内部取引やカストディ機能を備え金融機関を支援
CaaSの最大の特徴は「内部取引機能」である。これは金融機関が自社の顧客同士の注文をマッチングさせる仕組みで、社内完結によるコスト削減と流動性の保持を実現する。バイナンスが持つ現物・先物市場の大規模な流動性への標準アクセスが可能なため、顧客に対して利用可能なすべての取引ペアを直接提供できる点が強みだ。
加えて、CaaSには資産管理を支えるカストディインフラも統合。顧客ごとに固有のウォレットと入金アドレスの作成を可能にすることで、資産の分別管理をサポートする。また、本人確認(KYC)や取引監視といった規制要件に対応するコンプライアンス機能も搭載し、個別の規制要件に対応する手間や負担の軽減も図れるようになっている。
機関投資家向けの管理機能としては、専用ダッシュボードとAPI接続に対応。ダッシュボードからは手数料のマークアップ設定や顧客ごとのセグメント管理、内部取引ルールの調整などの柔軟なコントロールが可能になっている。
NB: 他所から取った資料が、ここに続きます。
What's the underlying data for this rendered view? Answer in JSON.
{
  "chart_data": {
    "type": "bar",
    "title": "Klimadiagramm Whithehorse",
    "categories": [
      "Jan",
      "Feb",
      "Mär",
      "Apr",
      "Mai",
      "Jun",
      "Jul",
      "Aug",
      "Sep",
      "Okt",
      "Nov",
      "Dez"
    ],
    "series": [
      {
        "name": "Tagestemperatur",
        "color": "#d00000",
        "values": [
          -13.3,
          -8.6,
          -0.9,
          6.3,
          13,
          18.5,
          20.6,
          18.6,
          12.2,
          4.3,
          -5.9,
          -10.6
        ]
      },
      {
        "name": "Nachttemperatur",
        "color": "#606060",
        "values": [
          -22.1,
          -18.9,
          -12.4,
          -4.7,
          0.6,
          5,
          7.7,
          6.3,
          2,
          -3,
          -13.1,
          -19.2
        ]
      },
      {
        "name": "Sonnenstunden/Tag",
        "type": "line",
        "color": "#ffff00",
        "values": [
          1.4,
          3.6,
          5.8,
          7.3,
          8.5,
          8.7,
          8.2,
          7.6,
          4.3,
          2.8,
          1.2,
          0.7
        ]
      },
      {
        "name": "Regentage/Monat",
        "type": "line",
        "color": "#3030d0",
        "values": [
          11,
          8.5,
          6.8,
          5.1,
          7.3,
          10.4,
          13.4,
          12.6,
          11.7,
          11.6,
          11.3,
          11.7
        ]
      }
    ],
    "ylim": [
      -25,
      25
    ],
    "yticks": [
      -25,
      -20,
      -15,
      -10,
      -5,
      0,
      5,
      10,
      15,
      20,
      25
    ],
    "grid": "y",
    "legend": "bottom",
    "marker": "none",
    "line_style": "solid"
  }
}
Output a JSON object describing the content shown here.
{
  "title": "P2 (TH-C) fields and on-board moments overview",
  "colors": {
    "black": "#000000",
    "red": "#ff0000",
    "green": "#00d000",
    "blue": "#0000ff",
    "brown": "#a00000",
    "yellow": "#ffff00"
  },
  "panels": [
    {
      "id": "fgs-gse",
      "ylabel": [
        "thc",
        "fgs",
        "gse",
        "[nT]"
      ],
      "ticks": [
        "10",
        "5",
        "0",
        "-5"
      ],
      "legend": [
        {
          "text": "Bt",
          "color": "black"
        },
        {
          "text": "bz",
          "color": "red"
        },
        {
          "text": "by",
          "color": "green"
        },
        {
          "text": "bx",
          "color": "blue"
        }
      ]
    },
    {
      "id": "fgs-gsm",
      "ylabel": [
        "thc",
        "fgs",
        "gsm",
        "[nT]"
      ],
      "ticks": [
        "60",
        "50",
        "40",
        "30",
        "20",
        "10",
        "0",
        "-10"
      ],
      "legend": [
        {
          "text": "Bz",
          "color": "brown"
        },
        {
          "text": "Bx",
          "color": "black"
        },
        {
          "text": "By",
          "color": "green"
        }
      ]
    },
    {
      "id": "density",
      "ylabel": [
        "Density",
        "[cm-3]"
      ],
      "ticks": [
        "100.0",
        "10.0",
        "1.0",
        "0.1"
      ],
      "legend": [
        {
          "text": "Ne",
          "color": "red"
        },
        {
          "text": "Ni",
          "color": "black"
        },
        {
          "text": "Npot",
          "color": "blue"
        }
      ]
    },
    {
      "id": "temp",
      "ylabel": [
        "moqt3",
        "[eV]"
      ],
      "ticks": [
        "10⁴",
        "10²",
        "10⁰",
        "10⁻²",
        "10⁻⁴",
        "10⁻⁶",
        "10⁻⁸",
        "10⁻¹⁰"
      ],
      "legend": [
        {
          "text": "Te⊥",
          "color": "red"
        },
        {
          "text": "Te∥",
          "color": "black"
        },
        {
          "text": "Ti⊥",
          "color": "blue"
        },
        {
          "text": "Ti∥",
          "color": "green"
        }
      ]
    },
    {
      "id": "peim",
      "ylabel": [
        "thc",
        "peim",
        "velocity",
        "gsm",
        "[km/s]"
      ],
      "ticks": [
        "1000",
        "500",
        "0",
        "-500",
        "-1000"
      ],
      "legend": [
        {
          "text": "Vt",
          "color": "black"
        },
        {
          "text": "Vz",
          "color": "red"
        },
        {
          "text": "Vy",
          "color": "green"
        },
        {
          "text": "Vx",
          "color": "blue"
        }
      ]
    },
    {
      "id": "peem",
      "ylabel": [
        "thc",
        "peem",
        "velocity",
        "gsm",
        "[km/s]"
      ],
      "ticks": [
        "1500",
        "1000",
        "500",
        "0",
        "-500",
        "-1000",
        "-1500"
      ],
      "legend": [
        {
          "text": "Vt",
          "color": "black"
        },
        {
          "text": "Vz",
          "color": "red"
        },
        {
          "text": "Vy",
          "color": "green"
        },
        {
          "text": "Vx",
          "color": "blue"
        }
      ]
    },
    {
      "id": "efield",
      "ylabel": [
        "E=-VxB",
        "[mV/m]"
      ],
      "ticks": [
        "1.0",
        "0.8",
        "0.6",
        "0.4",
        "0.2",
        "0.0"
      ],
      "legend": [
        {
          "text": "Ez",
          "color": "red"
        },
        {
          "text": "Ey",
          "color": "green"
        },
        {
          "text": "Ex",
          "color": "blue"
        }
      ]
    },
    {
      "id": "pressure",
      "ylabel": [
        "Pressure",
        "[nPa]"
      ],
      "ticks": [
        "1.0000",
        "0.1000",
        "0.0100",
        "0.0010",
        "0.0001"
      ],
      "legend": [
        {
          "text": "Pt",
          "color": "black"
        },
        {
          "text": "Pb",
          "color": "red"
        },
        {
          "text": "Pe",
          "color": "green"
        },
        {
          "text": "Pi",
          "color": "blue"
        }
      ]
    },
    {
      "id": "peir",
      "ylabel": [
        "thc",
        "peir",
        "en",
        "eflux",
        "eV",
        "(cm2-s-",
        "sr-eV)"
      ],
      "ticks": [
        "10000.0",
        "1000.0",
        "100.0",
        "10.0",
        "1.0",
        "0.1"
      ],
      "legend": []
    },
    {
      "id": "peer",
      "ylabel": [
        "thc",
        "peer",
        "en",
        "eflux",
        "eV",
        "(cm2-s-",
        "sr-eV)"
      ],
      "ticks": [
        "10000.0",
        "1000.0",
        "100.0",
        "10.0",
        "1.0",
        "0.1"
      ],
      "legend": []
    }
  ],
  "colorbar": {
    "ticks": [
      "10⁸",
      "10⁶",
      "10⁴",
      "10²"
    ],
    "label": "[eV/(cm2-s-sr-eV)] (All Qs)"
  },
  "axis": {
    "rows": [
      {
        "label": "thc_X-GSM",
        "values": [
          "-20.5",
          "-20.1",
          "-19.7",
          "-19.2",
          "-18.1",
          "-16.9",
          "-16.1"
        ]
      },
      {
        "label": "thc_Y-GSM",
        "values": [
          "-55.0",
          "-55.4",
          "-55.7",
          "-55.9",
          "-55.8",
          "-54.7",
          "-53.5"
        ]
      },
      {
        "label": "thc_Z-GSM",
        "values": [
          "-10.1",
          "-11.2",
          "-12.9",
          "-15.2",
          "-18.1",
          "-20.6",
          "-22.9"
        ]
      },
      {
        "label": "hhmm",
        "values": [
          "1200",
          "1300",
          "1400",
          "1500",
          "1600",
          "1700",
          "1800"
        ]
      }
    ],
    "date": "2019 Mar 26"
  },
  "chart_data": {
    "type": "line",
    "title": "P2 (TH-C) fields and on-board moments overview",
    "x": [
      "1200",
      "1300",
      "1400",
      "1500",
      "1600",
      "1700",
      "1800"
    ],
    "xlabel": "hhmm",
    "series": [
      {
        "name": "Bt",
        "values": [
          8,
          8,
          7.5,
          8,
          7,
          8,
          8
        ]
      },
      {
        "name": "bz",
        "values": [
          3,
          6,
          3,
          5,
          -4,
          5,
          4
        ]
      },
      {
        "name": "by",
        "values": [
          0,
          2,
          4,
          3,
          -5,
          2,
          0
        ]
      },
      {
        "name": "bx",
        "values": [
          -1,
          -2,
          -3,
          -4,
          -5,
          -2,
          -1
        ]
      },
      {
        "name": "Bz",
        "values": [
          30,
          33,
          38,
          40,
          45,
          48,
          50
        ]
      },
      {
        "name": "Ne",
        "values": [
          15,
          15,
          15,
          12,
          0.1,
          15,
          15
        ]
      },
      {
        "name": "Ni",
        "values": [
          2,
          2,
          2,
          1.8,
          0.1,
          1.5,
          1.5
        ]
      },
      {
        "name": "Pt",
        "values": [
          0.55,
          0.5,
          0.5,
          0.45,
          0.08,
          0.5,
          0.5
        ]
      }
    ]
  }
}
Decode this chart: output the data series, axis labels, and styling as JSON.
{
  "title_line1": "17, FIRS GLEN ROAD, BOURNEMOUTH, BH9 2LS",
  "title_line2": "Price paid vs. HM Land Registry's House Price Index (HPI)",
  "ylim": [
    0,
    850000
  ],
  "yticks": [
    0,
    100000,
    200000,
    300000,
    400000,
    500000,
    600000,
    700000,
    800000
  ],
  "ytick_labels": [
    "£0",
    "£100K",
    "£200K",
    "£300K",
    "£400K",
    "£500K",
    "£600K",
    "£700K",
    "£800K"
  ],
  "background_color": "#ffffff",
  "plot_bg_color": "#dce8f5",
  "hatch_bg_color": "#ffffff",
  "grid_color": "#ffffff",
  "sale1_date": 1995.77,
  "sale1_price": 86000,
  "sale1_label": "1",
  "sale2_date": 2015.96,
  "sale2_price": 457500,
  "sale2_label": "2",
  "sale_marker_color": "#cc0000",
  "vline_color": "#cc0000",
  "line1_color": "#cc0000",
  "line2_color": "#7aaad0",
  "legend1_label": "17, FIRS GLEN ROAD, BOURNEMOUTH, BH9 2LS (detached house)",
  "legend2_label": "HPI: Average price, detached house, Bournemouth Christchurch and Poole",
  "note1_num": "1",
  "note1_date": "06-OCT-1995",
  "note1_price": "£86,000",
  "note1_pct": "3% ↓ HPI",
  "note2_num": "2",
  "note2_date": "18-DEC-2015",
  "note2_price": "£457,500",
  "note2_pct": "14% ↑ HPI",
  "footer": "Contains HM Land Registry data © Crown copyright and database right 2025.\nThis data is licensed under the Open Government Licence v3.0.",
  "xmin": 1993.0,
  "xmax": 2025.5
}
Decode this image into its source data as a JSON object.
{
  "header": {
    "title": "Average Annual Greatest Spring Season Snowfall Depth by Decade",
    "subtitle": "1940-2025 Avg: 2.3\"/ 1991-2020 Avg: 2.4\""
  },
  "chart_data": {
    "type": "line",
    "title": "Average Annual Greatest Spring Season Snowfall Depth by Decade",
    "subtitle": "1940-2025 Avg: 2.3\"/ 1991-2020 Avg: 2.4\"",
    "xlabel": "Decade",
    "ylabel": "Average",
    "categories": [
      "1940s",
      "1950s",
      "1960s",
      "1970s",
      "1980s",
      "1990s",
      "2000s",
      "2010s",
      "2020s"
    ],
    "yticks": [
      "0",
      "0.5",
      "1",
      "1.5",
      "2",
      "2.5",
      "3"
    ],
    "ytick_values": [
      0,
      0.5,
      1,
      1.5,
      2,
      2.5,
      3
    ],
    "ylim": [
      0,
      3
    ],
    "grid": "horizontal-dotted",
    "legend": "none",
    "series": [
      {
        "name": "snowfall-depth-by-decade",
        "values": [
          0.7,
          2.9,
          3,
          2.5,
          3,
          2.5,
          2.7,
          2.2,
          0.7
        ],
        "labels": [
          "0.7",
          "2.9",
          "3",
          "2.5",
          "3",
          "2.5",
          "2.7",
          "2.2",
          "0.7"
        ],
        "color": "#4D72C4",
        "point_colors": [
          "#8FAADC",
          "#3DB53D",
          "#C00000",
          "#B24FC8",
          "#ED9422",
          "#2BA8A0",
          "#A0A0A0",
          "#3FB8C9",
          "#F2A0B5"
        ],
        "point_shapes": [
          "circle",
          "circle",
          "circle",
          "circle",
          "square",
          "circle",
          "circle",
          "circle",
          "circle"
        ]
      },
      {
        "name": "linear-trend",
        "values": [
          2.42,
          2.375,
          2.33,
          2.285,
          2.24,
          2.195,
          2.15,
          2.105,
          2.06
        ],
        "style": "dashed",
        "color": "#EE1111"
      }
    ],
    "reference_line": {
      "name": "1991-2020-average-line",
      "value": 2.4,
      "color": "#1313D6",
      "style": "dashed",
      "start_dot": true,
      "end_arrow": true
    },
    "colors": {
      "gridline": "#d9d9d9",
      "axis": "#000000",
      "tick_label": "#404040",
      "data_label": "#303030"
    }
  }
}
これらの強力なバックエンドにより、金融機関はゼロから暗号資産インフラを構築する手間やコストを削減しながら、自社ブランドでの取引サービスの迅速な立ち上げを実現できる。
バイナンスは30日より、CaaSの規模要件を満たす一部の金融機関に限定する形で早期アクセスを開始。なお、今後はより幅広い金融機関のアクセスも拡充する意向を示しており、2025年第4四半期に一般提供を始める予定だ。
規制環境の整備が進む中で、CaaSは金融機関による暗号資産ビジネス参入を後押しする可能性がある。バイナンスにとってもCaaSは、既存の流動性と技術基盤を武器に新たな顧客層を取り込む戦略的な基盤になるだろう。CaaSが既存の金融機関と暗号資産市場の架け橋としてどのように機能するのか、今後の展開に注目したい。